Saturday, October 09, 2004

If the Presidential Debates were Moderated by Science Fiction Fans...

Matt Cheney's got a great post up - What if the Presidential debates were run by SF fans? They might go something like this:

MODERATOR: Welcome to the first World Science Fiction Presidential Debate, sponsored by Tor Books and Baen Books. Let's start right off. What do you think about the threat of clones and/or cyborgs replacing middle-class workers? Mr. President?

BUSH: I'm against it. In my administration, no cloning will go for money. I was talking with Tommy Franks just the other day about cloning. The President has to be strong on cloning. You have to make decisions. My opponent has been in the Senate since the end of eternity, and he has never once made any. Decisions. And that's bad. The American people expect cloning to be against God's will. It's like abortion with stem cells, which I supported very much, it's important, it's the beginning of the start of something, but there's morality. The President has to be moral.
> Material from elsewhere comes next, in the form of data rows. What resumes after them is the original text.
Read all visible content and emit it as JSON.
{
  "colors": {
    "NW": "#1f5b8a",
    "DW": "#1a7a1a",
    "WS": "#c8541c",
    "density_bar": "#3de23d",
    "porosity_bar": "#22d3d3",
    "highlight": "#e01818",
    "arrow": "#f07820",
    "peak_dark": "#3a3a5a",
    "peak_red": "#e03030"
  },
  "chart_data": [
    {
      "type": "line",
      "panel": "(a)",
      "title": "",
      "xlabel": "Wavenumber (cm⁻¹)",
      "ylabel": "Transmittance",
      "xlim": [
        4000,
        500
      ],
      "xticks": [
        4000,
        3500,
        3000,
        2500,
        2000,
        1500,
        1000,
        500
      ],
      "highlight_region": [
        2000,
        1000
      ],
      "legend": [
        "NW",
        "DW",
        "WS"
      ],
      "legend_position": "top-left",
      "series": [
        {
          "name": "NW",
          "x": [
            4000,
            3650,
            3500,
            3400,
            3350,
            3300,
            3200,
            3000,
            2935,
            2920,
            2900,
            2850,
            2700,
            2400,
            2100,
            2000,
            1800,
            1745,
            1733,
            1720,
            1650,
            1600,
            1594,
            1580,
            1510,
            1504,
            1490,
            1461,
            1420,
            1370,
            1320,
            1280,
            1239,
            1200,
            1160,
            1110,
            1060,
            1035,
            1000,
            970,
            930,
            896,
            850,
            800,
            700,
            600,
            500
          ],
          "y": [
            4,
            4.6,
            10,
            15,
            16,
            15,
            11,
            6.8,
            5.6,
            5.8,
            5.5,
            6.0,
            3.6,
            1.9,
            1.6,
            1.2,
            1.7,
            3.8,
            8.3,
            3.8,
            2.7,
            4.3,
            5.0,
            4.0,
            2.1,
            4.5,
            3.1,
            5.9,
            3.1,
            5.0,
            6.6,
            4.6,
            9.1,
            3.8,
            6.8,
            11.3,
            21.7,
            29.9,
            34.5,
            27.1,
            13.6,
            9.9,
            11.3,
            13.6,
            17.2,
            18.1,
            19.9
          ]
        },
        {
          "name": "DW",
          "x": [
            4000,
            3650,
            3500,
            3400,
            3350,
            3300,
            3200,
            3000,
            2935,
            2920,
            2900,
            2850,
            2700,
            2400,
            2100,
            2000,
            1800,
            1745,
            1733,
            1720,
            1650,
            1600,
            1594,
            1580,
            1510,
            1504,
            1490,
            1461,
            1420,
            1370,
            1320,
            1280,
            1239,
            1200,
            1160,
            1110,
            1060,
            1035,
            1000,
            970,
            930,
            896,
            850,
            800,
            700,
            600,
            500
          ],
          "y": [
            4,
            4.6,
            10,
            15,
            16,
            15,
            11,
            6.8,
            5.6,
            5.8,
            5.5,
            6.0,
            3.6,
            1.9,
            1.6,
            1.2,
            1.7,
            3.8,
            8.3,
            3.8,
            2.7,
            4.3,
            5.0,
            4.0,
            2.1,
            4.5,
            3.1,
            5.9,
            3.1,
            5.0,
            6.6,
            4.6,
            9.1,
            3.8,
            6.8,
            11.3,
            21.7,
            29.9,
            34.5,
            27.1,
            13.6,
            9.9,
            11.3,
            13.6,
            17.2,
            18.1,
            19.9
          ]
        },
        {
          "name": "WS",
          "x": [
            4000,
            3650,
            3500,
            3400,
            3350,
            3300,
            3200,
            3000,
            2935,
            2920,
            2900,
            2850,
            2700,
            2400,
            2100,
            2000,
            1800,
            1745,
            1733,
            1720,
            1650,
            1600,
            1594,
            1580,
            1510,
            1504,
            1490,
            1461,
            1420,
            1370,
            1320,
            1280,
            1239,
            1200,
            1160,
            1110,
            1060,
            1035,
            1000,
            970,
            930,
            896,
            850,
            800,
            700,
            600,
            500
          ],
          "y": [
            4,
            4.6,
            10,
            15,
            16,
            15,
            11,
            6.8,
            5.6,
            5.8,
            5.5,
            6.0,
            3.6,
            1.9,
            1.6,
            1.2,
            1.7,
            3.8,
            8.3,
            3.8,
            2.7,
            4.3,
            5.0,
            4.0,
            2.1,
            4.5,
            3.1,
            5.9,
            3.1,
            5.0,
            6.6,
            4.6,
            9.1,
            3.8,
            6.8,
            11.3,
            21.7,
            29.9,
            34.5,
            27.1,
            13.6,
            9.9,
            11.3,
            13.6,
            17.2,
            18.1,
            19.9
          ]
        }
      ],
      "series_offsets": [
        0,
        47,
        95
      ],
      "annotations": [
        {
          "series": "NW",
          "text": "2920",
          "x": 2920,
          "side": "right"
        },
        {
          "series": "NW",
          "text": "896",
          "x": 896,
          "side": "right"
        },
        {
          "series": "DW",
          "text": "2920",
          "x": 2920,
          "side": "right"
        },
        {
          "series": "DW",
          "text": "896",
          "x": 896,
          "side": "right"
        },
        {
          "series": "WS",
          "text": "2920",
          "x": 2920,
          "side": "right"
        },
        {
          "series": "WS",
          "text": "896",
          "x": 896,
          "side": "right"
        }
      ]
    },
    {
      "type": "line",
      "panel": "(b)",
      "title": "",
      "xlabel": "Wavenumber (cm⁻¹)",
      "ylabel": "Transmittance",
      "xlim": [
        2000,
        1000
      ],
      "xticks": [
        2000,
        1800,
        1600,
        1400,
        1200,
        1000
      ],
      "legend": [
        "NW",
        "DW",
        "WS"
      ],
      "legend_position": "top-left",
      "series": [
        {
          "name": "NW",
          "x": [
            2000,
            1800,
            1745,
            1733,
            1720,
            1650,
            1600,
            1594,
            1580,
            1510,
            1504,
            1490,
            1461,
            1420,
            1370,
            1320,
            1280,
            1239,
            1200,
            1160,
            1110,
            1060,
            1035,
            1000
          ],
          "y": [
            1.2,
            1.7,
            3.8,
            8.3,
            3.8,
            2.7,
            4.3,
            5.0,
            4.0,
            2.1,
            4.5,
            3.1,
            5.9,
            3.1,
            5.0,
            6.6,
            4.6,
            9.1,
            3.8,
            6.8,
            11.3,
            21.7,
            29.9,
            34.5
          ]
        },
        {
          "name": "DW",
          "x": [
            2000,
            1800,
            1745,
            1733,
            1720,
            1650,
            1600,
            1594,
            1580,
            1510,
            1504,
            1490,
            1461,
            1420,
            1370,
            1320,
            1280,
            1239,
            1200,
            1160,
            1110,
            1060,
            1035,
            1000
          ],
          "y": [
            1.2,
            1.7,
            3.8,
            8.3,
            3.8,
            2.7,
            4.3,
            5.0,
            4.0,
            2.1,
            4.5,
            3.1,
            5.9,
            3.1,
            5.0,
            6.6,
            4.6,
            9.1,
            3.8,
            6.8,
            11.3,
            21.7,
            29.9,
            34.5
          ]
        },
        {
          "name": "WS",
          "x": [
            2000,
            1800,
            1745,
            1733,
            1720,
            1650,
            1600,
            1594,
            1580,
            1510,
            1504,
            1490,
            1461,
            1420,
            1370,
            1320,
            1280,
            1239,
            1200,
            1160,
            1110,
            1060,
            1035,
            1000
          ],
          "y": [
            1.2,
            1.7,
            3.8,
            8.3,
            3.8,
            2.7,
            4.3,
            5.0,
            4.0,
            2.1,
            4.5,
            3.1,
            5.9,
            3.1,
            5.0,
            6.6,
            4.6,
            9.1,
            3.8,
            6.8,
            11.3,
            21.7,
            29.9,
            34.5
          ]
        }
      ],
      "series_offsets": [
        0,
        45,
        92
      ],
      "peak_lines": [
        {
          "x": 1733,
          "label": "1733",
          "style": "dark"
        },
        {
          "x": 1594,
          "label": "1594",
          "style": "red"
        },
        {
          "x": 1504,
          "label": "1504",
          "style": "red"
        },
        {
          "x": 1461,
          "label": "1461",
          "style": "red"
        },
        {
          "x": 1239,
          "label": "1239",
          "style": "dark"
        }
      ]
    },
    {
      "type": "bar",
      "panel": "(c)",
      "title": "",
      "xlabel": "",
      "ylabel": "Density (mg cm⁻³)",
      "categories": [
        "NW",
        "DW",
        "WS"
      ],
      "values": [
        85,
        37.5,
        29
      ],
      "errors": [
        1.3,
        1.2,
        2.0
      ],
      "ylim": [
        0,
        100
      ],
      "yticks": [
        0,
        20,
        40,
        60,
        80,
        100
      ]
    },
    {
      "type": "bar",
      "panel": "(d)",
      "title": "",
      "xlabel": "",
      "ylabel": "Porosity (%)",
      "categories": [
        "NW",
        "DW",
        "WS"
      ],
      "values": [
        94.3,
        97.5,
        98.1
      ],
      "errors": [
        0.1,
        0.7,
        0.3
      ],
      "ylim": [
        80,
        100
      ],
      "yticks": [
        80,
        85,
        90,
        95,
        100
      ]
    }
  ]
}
MODERATOR: Senator Kerry, a rebuttal?

KERRY: I'm glad you asked that question. Considering that cloning is, at the moment, a theoretical venture, we must be certain that what I voted for is what was enacted, which, if you consider what this administration has accomplished, is very little. It's a complicated issue. The President has shown no leadership on this subject, and it's a subject we can't approach with folded hands. My plan will accomodate clones and non-clones, it will allow cyborg technology to be explicated by the best minds in the universe, and it will cut the deficit in half.

MODERATOR: How do you feel about genre-bending movements such as The New Weird and Interstitial Arts? Are they a threat to the purity of science fiction and fantasy? Senator Kerry?

KERRY: I believe that we can have a large movement all together, and that the tent we live in -- or, rather, everyone here but the President and I and, I'm sorry to say, you Mr. Moderator [chuckles] -- that tent -- it's large and can contain multitudes. What's new and weird is the President's approach in Iraq. If we had made alliances, we would have an interstitial approach to foreign policy, but at the moment, the failed policies of this administration have given us a maze of death which our troops are dying inside.


KERRY: What's new and weird is my opponent's love for Saddam Hussein. Look, I don't know half of what he's talking about, I don't understand any of the words he's using, but I know I'm right. And that's not weird, and it's not new.